Mostly cliffs and steep stairways, steep hills, things like that.  It makes my knees go all watery when I look at pictures of that city in China, the one that’s all built on a cliffside and is nothing but dizzying views of the valley floor, far, far below.

It even makes me nervous to look at rock climbers when they are dangling from some difficult rock face.

At a writer’s retreat, I wrote the following passage:

What is it like, not to be afraid? I’ve never known. Among the planar ferns, carpeted with dew- bedazzled moss and roofed with maple clerestory, I’m fine. Or, watching mist-silvered ripples run cross mossy swells of granite. Or ranging mile on mile through fir and cedar pillars, hot pitch perfume rising to my nose. It’s easy to forget when things are comfortable.

But venturing along a cliffside trail, or threading a narrow planken bridge, I’m liable to turn… and there it is, a grinning vista. My blood runs icy as a spring when I contemplate infinity. Far peaks turn into fangs to bite me, friendly lake a vat to drown me, lovely trees just claws to catch.

“How lovely,” I hear from far away. “How picturesque!” For my best appreciation, it should stay in the picture. Caught between cliff and hill it’s all too easy to feel the footing fail, the world tilt askew and the mountain come tumbling on my bare head. Here, imagination turns from friend to foe. A stout stick and a will of unworked sponge-iron are my only defenses. Step by halting step I head for home.

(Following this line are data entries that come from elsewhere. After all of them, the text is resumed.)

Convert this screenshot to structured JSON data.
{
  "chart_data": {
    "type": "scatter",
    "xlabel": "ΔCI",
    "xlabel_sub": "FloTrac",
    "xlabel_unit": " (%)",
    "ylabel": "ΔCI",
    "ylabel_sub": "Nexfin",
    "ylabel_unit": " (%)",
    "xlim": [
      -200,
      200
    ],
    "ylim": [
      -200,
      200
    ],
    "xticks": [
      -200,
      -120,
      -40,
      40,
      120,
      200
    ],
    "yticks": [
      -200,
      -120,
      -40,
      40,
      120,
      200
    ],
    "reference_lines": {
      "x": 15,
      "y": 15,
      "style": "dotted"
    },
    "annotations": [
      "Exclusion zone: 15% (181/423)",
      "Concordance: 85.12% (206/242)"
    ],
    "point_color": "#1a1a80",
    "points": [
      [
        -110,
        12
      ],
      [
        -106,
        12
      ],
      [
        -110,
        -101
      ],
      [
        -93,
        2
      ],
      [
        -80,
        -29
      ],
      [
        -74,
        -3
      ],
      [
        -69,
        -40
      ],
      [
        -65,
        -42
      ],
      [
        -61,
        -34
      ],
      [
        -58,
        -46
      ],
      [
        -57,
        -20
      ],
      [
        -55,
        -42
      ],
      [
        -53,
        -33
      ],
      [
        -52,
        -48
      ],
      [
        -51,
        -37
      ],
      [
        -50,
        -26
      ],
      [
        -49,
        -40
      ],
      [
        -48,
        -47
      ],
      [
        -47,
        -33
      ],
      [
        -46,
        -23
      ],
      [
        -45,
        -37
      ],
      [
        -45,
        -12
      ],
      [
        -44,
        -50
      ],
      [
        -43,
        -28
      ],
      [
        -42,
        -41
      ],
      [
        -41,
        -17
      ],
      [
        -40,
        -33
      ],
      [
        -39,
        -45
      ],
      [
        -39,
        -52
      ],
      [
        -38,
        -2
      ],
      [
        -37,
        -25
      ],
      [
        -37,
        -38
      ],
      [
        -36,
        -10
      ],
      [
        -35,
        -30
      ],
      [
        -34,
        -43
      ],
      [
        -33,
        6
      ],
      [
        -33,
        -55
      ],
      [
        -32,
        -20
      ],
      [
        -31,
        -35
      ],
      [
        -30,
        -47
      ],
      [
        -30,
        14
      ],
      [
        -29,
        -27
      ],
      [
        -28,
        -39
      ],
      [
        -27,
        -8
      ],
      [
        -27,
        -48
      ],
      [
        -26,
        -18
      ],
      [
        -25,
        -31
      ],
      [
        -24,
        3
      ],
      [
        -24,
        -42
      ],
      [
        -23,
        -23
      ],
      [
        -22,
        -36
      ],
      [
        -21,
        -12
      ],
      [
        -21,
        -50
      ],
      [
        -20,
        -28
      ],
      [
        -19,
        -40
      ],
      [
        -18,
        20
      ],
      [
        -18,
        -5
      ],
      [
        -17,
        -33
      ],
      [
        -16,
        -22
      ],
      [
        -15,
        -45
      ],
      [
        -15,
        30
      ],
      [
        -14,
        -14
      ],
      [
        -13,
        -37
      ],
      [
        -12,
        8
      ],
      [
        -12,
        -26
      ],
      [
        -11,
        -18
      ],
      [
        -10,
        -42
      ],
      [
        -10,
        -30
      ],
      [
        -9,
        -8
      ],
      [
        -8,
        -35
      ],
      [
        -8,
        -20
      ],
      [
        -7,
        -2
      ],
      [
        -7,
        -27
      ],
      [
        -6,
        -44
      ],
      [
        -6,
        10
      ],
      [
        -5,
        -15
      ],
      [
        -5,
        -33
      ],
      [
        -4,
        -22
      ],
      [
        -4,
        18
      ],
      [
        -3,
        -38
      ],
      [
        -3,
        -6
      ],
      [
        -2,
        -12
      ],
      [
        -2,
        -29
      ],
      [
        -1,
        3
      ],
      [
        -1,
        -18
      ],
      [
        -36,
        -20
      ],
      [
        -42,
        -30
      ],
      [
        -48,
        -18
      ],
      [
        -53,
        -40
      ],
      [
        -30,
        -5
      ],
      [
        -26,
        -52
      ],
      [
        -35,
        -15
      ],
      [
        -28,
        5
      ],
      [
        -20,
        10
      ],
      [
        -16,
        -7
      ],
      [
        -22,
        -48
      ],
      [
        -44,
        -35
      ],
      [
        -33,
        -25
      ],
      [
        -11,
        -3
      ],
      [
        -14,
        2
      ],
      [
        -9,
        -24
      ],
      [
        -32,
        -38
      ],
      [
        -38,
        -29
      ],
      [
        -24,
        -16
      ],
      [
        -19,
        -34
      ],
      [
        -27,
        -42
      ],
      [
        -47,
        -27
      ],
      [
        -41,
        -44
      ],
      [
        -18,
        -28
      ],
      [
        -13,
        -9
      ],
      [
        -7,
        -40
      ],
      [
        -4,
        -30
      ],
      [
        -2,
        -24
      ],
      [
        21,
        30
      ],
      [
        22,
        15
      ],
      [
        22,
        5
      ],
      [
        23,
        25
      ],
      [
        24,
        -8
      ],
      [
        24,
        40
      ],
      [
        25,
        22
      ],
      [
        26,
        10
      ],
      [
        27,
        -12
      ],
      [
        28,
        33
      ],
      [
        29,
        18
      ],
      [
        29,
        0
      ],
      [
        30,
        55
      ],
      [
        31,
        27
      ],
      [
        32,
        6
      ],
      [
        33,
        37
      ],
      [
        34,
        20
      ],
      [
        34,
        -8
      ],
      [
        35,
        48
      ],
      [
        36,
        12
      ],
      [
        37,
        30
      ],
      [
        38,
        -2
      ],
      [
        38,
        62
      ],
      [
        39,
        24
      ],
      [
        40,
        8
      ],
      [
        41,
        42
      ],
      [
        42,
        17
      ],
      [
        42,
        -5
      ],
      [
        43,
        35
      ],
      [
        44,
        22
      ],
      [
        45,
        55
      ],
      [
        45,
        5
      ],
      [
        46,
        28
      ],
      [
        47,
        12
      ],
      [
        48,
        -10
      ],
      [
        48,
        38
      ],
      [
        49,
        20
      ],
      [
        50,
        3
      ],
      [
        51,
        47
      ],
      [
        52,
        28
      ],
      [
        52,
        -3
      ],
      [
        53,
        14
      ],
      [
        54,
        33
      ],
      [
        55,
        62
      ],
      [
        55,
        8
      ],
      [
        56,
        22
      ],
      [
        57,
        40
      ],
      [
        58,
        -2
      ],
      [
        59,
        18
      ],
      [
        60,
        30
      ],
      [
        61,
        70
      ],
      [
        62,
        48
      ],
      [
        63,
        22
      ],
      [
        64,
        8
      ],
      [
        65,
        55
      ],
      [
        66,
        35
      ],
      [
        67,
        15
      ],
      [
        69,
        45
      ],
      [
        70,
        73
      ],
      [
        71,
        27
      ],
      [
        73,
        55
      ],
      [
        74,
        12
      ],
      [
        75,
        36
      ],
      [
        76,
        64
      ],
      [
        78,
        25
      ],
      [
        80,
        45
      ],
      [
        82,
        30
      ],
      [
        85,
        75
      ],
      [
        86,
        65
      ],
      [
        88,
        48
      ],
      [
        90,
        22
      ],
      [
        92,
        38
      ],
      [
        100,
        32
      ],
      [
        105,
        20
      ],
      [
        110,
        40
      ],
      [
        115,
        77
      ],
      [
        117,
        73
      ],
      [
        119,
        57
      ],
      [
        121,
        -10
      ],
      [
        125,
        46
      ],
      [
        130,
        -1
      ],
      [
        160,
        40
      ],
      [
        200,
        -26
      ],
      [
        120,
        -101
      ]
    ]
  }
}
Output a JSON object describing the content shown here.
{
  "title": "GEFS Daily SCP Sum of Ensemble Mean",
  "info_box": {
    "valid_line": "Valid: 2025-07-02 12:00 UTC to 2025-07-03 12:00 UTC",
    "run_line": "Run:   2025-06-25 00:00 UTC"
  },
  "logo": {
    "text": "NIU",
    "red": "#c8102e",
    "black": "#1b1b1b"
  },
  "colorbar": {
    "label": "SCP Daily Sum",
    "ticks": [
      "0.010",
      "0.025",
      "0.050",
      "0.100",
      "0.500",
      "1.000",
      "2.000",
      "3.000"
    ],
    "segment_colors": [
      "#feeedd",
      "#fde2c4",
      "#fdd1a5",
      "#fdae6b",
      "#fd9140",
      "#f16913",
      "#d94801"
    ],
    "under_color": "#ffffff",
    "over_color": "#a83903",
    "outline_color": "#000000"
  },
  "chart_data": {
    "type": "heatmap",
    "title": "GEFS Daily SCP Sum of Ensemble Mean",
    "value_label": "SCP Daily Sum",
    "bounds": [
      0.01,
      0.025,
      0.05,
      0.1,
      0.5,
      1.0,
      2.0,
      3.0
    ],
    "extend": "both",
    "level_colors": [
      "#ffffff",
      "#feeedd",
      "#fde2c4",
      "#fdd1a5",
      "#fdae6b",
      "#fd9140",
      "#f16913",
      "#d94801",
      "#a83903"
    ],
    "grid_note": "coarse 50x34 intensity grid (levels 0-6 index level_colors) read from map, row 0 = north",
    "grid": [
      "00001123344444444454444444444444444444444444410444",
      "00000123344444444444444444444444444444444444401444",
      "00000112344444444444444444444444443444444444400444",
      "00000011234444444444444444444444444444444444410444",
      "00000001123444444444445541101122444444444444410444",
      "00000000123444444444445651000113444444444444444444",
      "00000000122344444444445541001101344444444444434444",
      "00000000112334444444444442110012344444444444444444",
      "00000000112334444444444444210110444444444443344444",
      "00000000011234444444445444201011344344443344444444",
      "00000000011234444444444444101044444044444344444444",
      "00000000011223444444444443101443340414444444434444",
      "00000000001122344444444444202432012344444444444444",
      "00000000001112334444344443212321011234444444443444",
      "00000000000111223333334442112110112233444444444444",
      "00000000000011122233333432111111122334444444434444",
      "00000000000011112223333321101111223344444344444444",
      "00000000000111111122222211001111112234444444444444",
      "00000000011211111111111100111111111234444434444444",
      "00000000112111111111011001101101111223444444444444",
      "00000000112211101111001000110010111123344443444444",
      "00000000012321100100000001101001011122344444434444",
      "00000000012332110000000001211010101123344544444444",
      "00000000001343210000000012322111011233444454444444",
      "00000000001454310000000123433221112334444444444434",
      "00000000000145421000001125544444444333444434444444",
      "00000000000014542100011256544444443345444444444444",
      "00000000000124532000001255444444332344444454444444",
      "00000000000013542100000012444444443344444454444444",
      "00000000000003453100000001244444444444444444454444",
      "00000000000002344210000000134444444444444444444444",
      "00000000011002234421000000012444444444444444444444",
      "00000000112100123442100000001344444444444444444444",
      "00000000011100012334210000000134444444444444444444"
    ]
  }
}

I’d like to be able to stand atop a cliff or mountain, and not know what that fear meant. Not feel my heart slam against cage of ribs, not have my legs turn to egg noodle paste, not taste imminent death on the wind.

Until then, isn’t this fungus under the emerald-blanketed log a thing of beauty? And do you mind if I stay on my knees?

 

Anyone with a phobia can probably relate.   There’s a way through that terror.  The way is to remember that fear is a paper tiger.  If you realize that it can’t truly control you, and you face it and move through it, fear dissolves.  I have not been entirely successful yet.  However, whenever I truly practice this, I beat back fear.